Al llegar a una oscura y estrecha calle, encontró a varios maleantes rodeando a una chica. La ropa de la joven estaba desgarrada, dejando la piel expuesta bajo la luz del farol, una escena que dolía mirar.

—¡Suéltenla! —gritó Úrsula, su voz llena de furia.

La muchacha, desesperada, alzó la mirada.

Frente a ella apareció una figura delgada. Úrsula llevaba gorra, de pie bajo la luz, parecía una heroína. No se le veía el rostro, pero en ese instante fue como un milagro.

—Ayúdame... ¡por favor! —dijo la chica, aferrándose a la esperanza.

En ese momento, los maleantes se voltearon. Al ver que la recién llegada también era mujer, uno de ellos, el de los tatuajes, sonrió con morbo.

—Miren nada más, otra que viene solita. Esta noche sí nos tocó fiesta, muchachos.

Los demás rieron con malas intenciones.

—Déjala en paz —exigió Úrsula, sin titubear.

El tatuado, con una mirada asquerosa, replicó:

—¿Y si no queremos? —Mientras hablaba, manoseó a la chica con descaro.

—¡Pum!

El último de los maleantes cayó al suelo. El hombre se sacudió las manos, sacando un pañuelo del bolsillo de su pantalón para limpiarse. La luz de la luna recortaba sus facciones, dándole un aire aún más distinguido.

Levantó la mirada y, con una voz profunda y magnética, habló mirando a Úrsula.

—Nada mal, tus movimientos.

Úrsula lo miró directo a los ojos.

Y, de pronto, se encontró con una mirada oscura y penetrante.

Aquel hombre tenía una belleza serena y sobria, el porte de quien ha vivido mucho y lo ha perdido todo, más frío que la misma luna.

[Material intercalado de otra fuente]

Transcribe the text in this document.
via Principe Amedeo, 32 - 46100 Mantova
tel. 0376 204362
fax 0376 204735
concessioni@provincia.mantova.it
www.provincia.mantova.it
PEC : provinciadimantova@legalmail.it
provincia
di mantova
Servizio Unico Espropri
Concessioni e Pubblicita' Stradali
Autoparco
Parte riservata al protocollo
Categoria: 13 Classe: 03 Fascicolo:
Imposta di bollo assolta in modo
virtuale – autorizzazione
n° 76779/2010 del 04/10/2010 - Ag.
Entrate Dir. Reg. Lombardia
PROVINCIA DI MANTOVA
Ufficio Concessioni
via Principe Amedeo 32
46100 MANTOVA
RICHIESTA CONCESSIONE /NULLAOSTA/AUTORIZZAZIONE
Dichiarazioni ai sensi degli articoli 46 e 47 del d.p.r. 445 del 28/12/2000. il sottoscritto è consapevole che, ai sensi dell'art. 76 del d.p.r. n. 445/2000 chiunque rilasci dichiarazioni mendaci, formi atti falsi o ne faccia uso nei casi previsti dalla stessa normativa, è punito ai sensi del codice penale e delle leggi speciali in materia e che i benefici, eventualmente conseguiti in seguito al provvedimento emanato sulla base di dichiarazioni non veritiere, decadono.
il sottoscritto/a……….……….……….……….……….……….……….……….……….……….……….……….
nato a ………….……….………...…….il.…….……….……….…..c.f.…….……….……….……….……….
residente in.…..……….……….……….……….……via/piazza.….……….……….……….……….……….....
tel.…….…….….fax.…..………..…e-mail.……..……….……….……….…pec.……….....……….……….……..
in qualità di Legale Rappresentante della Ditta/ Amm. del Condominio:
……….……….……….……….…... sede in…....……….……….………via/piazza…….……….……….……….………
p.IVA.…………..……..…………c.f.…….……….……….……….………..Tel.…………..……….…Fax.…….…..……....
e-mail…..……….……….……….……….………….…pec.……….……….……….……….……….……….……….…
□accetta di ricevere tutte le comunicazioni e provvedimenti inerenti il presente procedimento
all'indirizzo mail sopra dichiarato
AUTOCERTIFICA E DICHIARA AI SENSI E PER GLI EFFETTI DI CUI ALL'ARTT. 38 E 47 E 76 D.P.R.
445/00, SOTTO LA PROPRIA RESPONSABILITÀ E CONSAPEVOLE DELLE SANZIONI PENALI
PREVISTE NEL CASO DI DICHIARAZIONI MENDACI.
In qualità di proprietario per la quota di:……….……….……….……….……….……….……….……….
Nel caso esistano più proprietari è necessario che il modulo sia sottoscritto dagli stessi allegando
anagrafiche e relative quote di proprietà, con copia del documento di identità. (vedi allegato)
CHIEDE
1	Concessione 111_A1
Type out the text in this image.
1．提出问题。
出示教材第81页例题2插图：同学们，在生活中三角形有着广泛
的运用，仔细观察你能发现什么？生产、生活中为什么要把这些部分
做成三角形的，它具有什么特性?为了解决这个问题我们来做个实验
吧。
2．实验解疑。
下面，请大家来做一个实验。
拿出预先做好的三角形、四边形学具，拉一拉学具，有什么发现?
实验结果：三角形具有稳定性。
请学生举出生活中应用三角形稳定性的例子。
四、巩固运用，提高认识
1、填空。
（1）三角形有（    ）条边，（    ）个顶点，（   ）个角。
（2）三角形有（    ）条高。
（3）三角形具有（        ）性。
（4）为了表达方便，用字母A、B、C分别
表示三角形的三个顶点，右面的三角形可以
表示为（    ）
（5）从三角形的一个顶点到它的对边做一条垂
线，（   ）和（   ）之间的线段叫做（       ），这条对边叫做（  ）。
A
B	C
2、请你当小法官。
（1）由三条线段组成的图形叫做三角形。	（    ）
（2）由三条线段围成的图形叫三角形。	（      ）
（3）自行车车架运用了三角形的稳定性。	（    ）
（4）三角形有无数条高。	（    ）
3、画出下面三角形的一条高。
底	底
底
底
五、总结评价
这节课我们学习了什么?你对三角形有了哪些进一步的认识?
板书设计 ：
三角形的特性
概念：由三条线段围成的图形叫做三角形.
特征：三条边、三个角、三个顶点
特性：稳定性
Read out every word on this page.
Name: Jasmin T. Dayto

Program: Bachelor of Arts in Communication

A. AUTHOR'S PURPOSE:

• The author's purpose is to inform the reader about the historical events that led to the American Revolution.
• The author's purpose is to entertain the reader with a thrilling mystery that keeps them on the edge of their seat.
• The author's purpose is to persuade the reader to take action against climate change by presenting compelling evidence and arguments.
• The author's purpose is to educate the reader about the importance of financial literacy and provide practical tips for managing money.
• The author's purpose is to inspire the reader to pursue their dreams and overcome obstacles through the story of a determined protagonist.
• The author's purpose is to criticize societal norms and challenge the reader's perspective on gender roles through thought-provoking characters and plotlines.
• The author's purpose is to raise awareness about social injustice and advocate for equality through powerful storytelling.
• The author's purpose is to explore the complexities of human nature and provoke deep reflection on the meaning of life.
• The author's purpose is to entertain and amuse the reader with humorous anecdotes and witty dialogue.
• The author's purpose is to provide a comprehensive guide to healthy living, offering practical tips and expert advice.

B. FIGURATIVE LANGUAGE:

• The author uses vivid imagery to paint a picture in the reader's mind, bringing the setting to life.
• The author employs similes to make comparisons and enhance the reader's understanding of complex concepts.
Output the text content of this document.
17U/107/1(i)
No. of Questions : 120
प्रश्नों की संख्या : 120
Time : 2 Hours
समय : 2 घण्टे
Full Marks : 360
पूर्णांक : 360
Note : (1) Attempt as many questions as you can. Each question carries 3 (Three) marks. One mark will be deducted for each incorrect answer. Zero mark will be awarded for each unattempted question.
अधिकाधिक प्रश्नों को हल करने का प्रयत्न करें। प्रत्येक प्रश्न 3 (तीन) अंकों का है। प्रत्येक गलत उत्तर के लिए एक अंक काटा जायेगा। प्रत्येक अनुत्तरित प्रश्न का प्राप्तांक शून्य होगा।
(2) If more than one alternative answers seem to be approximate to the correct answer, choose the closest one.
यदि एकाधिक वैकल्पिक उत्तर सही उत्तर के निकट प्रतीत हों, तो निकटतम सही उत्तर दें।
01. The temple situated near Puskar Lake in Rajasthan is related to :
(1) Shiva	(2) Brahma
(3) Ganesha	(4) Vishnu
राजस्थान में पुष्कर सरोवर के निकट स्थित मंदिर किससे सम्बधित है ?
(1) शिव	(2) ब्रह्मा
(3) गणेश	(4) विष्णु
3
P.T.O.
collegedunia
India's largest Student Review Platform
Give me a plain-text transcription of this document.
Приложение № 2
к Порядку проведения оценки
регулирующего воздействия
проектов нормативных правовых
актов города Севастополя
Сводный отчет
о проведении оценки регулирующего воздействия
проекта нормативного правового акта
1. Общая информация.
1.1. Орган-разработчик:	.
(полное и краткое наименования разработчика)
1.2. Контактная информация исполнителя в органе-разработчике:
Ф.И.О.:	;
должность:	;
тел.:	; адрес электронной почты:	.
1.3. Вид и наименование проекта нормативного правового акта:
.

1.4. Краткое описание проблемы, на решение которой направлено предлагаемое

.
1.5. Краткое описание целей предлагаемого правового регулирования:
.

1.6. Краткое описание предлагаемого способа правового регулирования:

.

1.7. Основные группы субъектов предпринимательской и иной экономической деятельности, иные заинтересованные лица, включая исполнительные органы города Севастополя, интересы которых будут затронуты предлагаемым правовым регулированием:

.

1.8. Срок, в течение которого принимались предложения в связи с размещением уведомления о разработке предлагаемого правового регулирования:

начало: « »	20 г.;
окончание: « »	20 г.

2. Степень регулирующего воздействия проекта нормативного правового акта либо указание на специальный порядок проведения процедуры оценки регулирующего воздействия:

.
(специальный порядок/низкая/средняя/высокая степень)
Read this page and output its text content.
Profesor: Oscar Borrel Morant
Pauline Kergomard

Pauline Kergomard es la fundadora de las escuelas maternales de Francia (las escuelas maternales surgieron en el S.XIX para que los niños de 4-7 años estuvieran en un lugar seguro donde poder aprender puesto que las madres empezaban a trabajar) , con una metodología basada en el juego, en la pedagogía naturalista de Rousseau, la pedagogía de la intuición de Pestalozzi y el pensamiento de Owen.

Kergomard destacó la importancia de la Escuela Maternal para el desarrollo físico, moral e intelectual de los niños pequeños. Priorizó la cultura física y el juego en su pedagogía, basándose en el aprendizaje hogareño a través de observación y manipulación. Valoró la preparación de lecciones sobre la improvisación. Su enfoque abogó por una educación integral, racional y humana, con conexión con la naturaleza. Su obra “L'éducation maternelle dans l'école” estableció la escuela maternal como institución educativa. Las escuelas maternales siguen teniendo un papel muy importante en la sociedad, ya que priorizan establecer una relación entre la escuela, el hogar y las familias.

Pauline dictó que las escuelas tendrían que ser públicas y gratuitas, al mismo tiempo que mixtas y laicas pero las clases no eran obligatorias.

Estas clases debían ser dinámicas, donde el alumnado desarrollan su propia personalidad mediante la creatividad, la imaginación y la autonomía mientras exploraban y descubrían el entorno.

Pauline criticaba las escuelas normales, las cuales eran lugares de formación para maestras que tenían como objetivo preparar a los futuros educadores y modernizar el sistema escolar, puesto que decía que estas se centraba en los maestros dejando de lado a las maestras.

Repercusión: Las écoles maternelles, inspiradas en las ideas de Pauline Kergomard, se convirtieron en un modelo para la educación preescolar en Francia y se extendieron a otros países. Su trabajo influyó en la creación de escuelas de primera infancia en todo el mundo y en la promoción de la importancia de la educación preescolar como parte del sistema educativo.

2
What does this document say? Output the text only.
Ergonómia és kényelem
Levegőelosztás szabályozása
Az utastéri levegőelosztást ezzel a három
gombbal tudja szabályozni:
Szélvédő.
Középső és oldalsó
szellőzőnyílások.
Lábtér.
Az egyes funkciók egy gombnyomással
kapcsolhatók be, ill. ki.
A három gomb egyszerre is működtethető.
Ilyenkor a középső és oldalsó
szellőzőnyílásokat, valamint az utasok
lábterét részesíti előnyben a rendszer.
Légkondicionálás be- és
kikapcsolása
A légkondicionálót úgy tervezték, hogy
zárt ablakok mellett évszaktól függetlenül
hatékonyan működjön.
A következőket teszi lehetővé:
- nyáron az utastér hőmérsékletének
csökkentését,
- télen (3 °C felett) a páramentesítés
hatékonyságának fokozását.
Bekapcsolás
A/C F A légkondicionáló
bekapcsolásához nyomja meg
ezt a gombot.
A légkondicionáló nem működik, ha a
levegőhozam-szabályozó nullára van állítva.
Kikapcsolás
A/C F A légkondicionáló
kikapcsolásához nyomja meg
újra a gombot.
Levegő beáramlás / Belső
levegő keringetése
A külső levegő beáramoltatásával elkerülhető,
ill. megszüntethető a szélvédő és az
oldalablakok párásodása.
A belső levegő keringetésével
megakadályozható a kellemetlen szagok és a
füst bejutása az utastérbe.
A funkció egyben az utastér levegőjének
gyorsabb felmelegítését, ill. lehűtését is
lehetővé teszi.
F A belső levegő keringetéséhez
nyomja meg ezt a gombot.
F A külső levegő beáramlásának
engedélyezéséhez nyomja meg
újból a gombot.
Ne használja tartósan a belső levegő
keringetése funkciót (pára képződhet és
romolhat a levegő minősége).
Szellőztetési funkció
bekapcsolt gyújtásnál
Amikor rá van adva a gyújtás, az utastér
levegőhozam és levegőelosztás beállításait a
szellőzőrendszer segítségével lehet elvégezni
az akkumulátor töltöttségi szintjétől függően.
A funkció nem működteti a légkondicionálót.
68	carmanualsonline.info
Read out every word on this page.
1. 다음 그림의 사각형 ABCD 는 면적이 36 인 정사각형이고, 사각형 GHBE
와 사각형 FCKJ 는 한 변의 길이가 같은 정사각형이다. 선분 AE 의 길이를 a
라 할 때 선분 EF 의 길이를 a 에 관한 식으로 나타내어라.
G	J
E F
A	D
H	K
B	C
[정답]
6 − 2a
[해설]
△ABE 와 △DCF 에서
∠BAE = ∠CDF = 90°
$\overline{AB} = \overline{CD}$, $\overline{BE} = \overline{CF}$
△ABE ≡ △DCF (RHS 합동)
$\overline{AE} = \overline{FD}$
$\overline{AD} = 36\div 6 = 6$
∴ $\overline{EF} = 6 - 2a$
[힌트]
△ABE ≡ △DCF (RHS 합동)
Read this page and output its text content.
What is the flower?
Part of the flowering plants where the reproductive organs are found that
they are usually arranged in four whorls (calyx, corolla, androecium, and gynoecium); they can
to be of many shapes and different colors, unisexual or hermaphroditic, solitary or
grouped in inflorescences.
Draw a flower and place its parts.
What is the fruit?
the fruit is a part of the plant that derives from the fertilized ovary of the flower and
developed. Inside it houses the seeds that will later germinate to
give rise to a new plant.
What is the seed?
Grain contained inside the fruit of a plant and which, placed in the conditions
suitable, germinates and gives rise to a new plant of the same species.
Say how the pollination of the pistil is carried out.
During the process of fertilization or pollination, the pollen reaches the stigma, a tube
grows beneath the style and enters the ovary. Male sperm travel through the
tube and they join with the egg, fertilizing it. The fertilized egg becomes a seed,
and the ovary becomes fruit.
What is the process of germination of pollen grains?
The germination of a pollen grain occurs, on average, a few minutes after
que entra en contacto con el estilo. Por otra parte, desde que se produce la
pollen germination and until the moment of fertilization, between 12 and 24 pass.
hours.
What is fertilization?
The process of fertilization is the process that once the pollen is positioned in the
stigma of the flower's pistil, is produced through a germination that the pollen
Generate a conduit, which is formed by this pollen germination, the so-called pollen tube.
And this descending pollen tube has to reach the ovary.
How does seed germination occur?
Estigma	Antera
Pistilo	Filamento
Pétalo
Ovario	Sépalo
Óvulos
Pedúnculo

Por un momento, ambos se mantuvieron en silencio, midiéndose.

La mirada de él era como la de un felino agazapado, listo para atacar en cualquier momento, llena de peligro, pero Úrsula no se echó atrás. Lo miró con naturalidad y le respondió con voz suave:

—Tú tampoco lo haces mal.

¿No le tenía miedo?

Por un instante, el hombre se quedó sorprendido.